Tagezeitung

Wir sind beeindruckt

Das ist provokant: Eine Seite 1 nur mit Text gefüllt. Mit einem Leitartikel und einer Meldung. Und sonst nichts. Kein grafisches Element, kein Aufmacherfoto, nicht einmal eine Karikatur, stattdessen geballte Information. In die Tiefe gehend, Standpunkte formulierend. So gibt sich die Neue Zürcher Zeitung jeden Samstag. Fast, als hätte sich seit 1780, ihrem Gründungsjahr, nichts Wesentliches verändert.

Dem ist natürlich nicht so. Ganz im Gegenteil. Allenthalben leiden gedruckte Zeitungen unter Leserschwund und digitalem Konkurrenzdruck. Schnell soll die Information verfügbar sein, im Wisch-und-weg-Modus sowie appetitlich portioniert. Konsumierbar im Vorübergehen. News to go, gewissermaßen.

© Julia Sabiniarz / unsplash.com

© Julia Sabiniarz / unsplash.com

Notabene gratis.

Kein Zeitungshaus, welches darunter nicht gelitten hätte oder immer noch leidet. Reihenweise verabschieden sich Titel aus unserem Alltag, manche leise und unauffällig. Andere wieder nach zahllosen Anläufen sich neu zu erfinden, als Internet auf Papier oder als auf Krawall gebürstetes Skandal- und Revolverblatt. In rauen Mengen freihand verteilt im öffentlichen Raum. Schnell überflogen, schnell vergessen. Ein hektisches Aufbäumen gegen das Unabwendbare, den Verlust der einstigen Position.

Print ist tot, formulierte vor Jahren wieder und immer wieder Terence Lennox, das grandios-bissige alter ego des Wiener Fotografenautors Manfred Klimek.

Und nun das: Die Tageszeitung lebt.

Gut, das ist ein wenig zu allgemein. Etwas zu positiv gestimmt. Formulieren wir es präziser. Die traditionsreichen Tageszeitungen leben wieder auf. Es sind die alten Damen, die sich ihrer Stärken besinnen, ihrer Krisen, die sie bereits durchlebt haben, ihrer Möglichkeiten. Die Neue Zürcher als unbeirrbar distanziertes Blatt, zum Beispiel. Wider die unentwegte Aufgeregtheit der Welt und stets alles im Blick.

Dazu eine Anekdote. Als am 9. November 1989 die Berliner Mauer fällt und weltweit Schlagzeilen nach sich zieht, da würdigt die NZZ das Ereignis lediglich mit einer kurzen Meldung auf Seite 1. Es sei absehbar gewesen, erklären die zuständigen Redakteure später, mithin für jeden versierten Beobachter alles andere als eine Überraschung. Und eben keine Schlagzeile wert. Das ist zeitungsgewordener Stoizismus. Daran hat sich nichts verändert.

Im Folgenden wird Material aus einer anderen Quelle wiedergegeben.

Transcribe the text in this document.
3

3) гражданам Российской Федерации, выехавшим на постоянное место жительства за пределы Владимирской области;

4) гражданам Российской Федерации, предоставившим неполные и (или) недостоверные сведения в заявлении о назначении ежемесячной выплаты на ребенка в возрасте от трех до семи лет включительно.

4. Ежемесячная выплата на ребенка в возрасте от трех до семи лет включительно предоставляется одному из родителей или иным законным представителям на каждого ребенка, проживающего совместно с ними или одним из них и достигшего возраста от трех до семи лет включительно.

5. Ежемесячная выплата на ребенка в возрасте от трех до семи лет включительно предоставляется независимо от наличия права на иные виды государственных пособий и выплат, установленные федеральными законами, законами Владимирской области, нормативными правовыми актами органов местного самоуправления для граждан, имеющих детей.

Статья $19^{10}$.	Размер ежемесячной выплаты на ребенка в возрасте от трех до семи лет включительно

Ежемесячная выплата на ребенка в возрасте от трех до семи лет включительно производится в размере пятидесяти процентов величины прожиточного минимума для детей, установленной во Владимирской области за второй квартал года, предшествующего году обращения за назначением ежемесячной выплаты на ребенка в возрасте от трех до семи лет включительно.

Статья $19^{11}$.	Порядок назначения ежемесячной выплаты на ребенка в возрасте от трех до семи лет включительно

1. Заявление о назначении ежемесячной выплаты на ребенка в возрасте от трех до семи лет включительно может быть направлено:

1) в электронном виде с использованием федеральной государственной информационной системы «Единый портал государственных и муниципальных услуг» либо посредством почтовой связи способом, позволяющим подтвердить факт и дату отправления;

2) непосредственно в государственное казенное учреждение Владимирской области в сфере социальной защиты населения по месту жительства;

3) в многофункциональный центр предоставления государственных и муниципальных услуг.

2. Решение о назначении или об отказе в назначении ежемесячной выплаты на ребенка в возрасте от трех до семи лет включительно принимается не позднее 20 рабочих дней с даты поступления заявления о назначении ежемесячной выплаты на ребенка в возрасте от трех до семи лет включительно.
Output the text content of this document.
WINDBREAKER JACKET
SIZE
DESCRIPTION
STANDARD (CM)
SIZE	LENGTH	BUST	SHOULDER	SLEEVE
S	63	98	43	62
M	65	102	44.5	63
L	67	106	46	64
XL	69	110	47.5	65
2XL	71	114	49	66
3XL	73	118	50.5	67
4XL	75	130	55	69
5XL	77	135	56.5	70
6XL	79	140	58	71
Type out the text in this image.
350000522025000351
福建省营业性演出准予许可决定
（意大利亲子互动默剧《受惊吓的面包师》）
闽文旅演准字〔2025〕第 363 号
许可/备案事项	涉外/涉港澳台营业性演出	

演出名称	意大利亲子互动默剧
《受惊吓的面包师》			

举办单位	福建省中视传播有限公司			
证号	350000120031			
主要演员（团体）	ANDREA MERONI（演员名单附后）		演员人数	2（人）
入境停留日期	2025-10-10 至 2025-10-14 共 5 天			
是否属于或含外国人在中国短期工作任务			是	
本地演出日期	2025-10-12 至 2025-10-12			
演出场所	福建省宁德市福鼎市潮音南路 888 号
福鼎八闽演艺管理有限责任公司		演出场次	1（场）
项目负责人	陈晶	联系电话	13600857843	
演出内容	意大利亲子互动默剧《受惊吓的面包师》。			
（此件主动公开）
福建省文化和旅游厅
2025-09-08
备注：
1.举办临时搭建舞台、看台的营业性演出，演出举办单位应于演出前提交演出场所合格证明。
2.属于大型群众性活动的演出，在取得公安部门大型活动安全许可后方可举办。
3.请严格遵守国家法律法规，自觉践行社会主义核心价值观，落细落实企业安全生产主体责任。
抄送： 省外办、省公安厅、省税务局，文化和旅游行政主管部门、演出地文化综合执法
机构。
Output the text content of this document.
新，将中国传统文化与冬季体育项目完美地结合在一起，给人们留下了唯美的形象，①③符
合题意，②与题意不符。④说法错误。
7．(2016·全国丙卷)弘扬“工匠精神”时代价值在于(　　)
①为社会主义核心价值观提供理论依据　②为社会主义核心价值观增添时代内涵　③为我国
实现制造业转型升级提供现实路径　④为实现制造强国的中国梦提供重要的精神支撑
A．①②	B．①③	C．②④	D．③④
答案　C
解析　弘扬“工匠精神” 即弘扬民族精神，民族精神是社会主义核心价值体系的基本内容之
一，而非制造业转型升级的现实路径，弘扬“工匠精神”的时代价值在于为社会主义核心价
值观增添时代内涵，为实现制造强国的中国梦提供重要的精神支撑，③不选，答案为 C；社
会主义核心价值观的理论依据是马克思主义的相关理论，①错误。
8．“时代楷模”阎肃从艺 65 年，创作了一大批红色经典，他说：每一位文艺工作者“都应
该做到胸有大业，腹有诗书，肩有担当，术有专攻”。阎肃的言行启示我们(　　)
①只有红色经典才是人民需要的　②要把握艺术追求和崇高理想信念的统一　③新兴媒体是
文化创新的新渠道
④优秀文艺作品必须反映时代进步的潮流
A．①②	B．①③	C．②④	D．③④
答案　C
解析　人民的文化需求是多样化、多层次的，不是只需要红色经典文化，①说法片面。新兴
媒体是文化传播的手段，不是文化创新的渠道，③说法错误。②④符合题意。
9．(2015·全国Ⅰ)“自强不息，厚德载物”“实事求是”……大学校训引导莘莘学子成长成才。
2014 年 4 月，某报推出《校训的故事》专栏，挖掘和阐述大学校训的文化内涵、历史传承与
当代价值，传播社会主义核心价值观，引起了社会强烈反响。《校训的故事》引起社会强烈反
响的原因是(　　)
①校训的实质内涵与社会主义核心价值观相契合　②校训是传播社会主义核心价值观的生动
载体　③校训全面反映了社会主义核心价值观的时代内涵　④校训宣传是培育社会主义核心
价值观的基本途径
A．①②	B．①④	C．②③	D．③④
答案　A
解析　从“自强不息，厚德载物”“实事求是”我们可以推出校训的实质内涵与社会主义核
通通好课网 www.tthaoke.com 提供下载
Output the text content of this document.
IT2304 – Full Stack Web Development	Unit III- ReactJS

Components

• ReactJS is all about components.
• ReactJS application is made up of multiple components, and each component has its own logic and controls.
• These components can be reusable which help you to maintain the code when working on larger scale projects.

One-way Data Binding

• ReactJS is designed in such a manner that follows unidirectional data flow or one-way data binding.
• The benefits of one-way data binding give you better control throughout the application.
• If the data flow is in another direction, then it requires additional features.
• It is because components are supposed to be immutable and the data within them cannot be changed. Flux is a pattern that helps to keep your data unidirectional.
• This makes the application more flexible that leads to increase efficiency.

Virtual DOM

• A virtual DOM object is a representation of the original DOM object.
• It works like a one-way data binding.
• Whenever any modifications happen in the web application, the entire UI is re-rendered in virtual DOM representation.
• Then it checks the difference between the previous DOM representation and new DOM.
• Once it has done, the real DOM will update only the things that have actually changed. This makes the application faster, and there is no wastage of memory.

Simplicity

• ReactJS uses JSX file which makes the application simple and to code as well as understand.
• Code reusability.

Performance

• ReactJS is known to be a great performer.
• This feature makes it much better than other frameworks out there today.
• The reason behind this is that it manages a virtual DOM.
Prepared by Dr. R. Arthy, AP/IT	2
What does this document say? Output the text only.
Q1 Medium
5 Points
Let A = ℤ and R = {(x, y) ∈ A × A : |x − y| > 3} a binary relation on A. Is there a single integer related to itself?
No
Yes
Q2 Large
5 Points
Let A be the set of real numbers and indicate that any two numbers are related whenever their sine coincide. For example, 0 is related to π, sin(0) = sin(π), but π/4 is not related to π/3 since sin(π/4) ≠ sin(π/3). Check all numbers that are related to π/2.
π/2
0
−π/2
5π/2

© Kevin Grieve / unsplash.com

© Kevin Grieve / unsplash.com

Dem Guardian liegt die Ruhe hingegen gar nicht im Blut, so wenig wie seinem Publikum. 1821 in Manchester gründet, schlägt er sich verlässlich auf die Seite der werktätigen Massen, versteht sich in jeder Hinsicht als kritisches, linksliberales Blatt, durchaus als Plattform großer Kampagnen.

Er insistiert, untersucht, gräbt tief und fragt nach. Die NSA-Affäre, die Paradise-Papers, die Privatkorrespondenz von Prinz Charles ebenso wie die Verwerfungen innerhalb der Labour Party sind seine Themen. Und noch viel mehr. Er ist ein, er ist das streibare Kultur- und Debattenblatt, provokant und Pulitzerpreisgekrönt.

Das verleiht Glaubwürdigkeit, die wichtigste Währung im Verhältnis zu den Lesern. Für den Guardian geradezu überlebensnotwendig, denn seine Printausgabe wird nur 140.000-Mal verkauft und erreicht in Großbritannien gerade mal 780.000 Leser. Längst lebt das Blatt von seiner Onlinepräsenz, längst ist die digitale Ausgabe zu einem globalen Blatt geworden, zum Umsatzträger dank freiwilliger Spenden hunderttausender Leser. Und längst schon wurde die Printausgabe geschrumpft, aufs handlichere Tabloid-Format, bunt und dick und durchaus laut.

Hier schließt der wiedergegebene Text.